Monday, 23 November 2015


It is the battle of Waterloo, and Major Peregrine Carruthers is talking to his batman,
Private Humphreys. They are waiting for Blucher’s army to arrive.

‘I say, Sgt. Humphreys: what’s that smell?’
‘I believe it’s more of a whiff than a smell, sir.’
‘Yes, but what is it?’
 ‘It’s grapeshot, sir.’
‘A whiff of grapeshot, eh? Is that good or bad?’
‘On the whole, it’s not that good, sir.’
‘Not that good? How so?’
‘Well, it’s a bag full of metal balls fired from a cannon; the bag explodes all over the enemy, killing them.’
‘Nonsense, boy! You can’t get killed by a canvas bag!’
‘I believe it’s the metal balls which do the killing, sir.’
‘That would certainly make more sense.’
‘Indeed, sir.’
‘Well, we’d better be leaving then, hadn’t we?’
‘Really, sir? Shouldn’t we stay and fight?’
‘You may be a brave and fearless warrior, Humphreys, but that’s no reason for me to hang about getting killed. Look around you. There are thousands of soldiers. I won’t be missed.’
‘But you can’t just run away at the first whiff of grapeshot!’

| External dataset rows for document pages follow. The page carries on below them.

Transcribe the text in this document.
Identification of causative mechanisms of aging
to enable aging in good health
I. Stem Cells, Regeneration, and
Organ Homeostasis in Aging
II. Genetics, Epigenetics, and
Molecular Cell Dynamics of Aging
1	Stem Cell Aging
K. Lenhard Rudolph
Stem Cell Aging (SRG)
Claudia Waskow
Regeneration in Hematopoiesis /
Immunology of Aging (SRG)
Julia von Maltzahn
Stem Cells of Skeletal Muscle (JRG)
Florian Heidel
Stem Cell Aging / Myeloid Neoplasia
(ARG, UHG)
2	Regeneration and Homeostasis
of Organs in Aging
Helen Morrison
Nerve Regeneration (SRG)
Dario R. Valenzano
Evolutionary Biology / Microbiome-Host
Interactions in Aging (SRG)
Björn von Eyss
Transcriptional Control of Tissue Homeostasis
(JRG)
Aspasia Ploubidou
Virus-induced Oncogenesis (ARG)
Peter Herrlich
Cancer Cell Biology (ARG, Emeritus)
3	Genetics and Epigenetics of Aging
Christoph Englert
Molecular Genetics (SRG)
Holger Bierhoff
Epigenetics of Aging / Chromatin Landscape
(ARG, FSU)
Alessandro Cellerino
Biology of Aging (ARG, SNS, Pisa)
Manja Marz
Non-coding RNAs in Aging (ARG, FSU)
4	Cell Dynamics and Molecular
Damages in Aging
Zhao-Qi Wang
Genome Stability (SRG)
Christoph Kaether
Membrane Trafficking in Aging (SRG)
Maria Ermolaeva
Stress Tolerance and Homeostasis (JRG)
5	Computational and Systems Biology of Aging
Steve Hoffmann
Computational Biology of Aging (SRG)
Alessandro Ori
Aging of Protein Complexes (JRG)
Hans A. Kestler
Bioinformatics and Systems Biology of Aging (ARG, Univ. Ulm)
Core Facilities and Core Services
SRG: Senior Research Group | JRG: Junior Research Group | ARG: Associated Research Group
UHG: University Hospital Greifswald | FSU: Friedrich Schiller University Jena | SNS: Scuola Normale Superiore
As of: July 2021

John Humphreys on R4 this morning complained that the British-trained Iraqi Army ‘ran away at the first whiff of grapeshot.’ His interviewee, rather than saying, ‘Well, wouldn’t you?’ just carried on blah-ing (as is usually the case on Today, where the rules state that the interviewers must not listen to the answers of the interviewees and the interviewees must not answer the questions). He is, to coin a phrase, ‘Coward-shaming’ the Iraqi soldiers. What he meant to say was this: ‘at the first sign of the murderous psychopaths of ISIS, armed with Kalashnikovs and beheading swords, and drooling at the thought of filling more mass graves,  the Iraqi soldiers deserted.’ 

It is surely the pinnacle of crassness to call ISIS a ‘whiff of grapeshot’ and it left me wondering if Mr H would have stood his ground in the face of such... whiffs.